神はどこにいるのかと問われて

チア・シード

詩編42:7-12   


鹿が水を喘ぎ求めるという冒頭部が有名であるのに、それには詰め寄らずこの詩を味わうとどうなるかに挑みます。「お前の神はどこにいる」(42:11)に注目しようと思いましたが、それは実は前半の4節にもありました。このような言い方をされるのは辛いものです。自分が頼り信じる神を否定されますが、エリヤのように神の力を示す業も持ち合わせていません。
 
ただ祈るだけしかできないのです。私は打ち沈み、呻きます。

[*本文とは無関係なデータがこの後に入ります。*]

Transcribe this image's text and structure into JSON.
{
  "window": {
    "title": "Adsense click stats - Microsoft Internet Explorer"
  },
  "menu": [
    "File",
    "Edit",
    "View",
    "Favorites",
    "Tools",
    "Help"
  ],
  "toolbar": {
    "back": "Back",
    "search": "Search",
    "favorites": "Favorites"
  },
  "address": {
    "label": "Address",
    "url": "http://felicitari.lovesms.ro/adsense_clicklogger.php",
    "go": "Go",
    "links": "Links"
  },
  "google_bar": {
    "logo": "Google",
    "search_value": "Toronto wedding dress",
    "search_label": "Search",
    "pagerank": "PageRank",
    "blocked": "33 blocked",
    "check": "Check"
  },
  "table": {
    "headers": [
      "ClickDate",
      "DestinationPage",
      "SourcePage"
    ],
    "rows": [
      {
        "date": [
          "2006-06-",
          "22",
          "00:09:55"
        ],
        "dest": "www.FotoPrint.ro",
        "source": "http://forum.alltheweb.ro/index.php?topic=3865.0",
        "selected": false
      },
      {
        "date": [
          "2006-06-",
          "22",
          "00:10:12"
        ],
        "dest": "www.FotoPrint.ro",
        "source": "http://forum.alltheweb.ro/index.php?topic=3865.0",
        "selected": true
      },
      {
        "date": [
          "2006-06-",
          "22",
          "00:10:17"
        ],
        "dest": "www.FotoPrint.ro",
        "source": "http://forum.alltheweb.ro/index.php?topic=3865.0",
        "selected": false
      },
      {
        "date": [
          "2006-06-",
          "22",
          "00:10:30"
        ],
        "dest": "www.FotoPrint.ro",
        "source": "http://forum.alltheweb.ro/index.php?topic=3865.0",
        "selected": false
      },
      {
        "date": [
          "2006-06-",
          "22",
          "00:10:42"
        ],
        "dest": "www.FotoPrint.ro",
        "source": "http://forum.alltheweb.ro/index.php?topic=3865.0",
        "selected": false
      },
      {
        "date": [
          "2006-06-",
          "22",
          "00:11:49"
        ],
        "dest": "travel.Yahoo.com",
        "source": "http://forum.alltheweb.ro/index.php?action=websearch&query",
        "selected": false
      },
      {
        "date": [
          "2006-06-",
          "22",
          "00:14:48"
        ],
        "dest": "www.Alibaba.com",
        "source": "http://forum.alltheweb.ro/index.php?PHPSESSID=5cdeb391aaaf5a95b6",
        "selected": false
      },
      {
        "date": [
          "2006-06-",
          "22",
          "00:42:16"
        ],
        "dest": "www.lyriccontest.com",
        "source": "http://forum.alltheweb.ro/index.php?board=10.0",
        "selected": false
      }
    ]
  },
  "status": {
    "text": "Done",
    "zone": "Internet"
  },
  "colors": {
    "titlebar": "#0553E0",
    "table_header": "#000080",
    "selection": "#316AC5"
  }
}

今ここで結論を出さなければ、敵からはさらなる攻撃がぶつけられます。それも嫌なこと。でも待つしかありません。待つという態度を信仰の生き方とするしかありません。私が答えを出すしかないのですから、業で応えられないなら、私が神の顕現を待つしかないのです。
 
他方、かつて自分に注がれた恵みを思い起こすということで、詩人は自らリカバリーします。主は大いなる力を示して、あの時私を助けてくれたではないか。あれは私の力によるのではなかった。私はただ立ち尽くして有様を見守っていたに過ぎなかった。主が一方的に事を成したのでした。今宵、私は歌いましょう。神への祈りを歌として献げましょう。
 
神はどうして私を忘れてしまったのですか。いや、そのように嘆いていてもよいのでしょうか。どこまでも信仰正しく主を頼るべきではなかでしょうか。神はどこにいるのか、と馬鹿にされて、うろたえているのかもしれません。しかし心の過程の一つとして、この戸惑いがあったことをすべて否定する必要はないと思われます。
 
私のスタンスは揺るがないのです。あなたは生ける神であり、岩なる神なのです。それでも、私の辛さが軽減するわけではありません。神は応えてくれません。でも、神との間にコミュニケーションができていないのだとすれば、それは私の側が通信を切っているだけのこと。孤立した寂しさの中で、私はただ祈ります。そして、待ちます。
 
我が魂よ、と呼びかける詩人は、私が私に呼びかけているようなもので、まるで自己分裂しているかのようにも見えますが、そうではありません。また、主体なる私の隠蔽をしてごまかしているわけでもありません。神と対峙しているのです。神に祈り、神と交わっているのです。神が私の魂を大切に扱ってくださっているのです。